転職せず、Hondaでキャリアを積んできた理由はなんだったのでしょうか?
3、4年ごとに新しいポジションに就かせてもらえたので、常に新鮮な気持ちで経験したことのない刺激的な仕事に挑戦できたというのが、第一の理由ですね。この間、私のキャリアを気にかけてくれ、私個人としても、そしてプロフェッショナルとしての成長にも有意義な助言をしてくれた素晴らしいリーダーたちと仕事をしてきました。同時に、強力で有能なチームメンバーにも恵まれました。
第二の理由は、Hondaがフィロソフィーを追求する企業だったこと。どんな企業にも企業理念はありますが、大抵は壁に貼られたままの飾りに過ぎません。一方Hondaでは、受け継がれてきたフィロソフィーが、立場や国を越えて実践されているんです。私自身も仕事で行き詰まったとき、Hondaフィロソフィーを読み直すと、進むべき方向が自ずと見えてくるんですよ。

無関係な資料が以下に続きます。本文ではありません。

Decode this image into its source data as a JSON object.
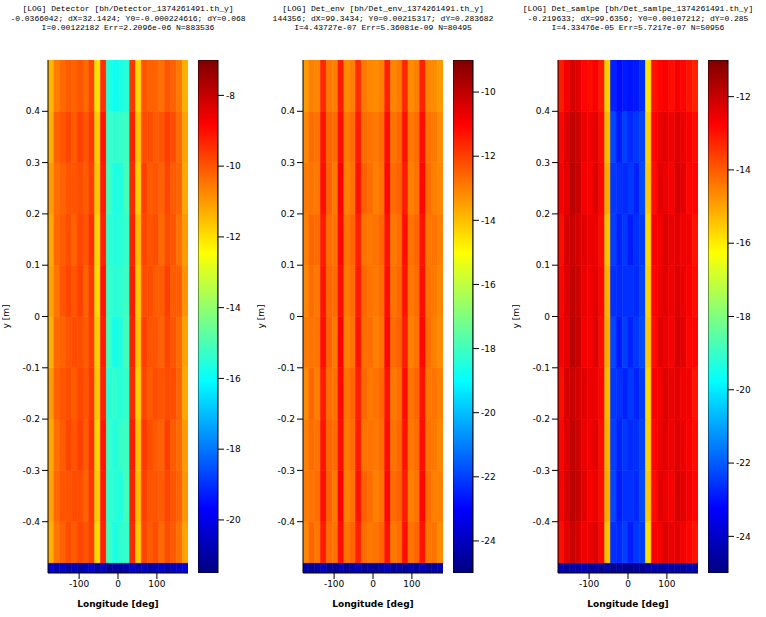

現在所属している人事部タレントマネジメント課では、どんな仕事をしていますか?
現在はグローバル規模で次世代のリーダーを選抜・育成し、適所適材を実現するミッションにチャレンジしています。
現在はまだ小さいチームなので、トップレベルのポジションにしか焦点を当てられていません。今後は徐々にスコープを拡大し、将来リーダーとなる人材の強力なタレントパイプラインを確実にするとともに、後継者育成の文化を育み、地域・領域を超えた人材の流動性を高めていきたいと考えています。
「人」こそがHondaにとって最重要の資産
Hondaのフィロソフィーが社内で実践されていると感じるのは、どのような瞬間ですか?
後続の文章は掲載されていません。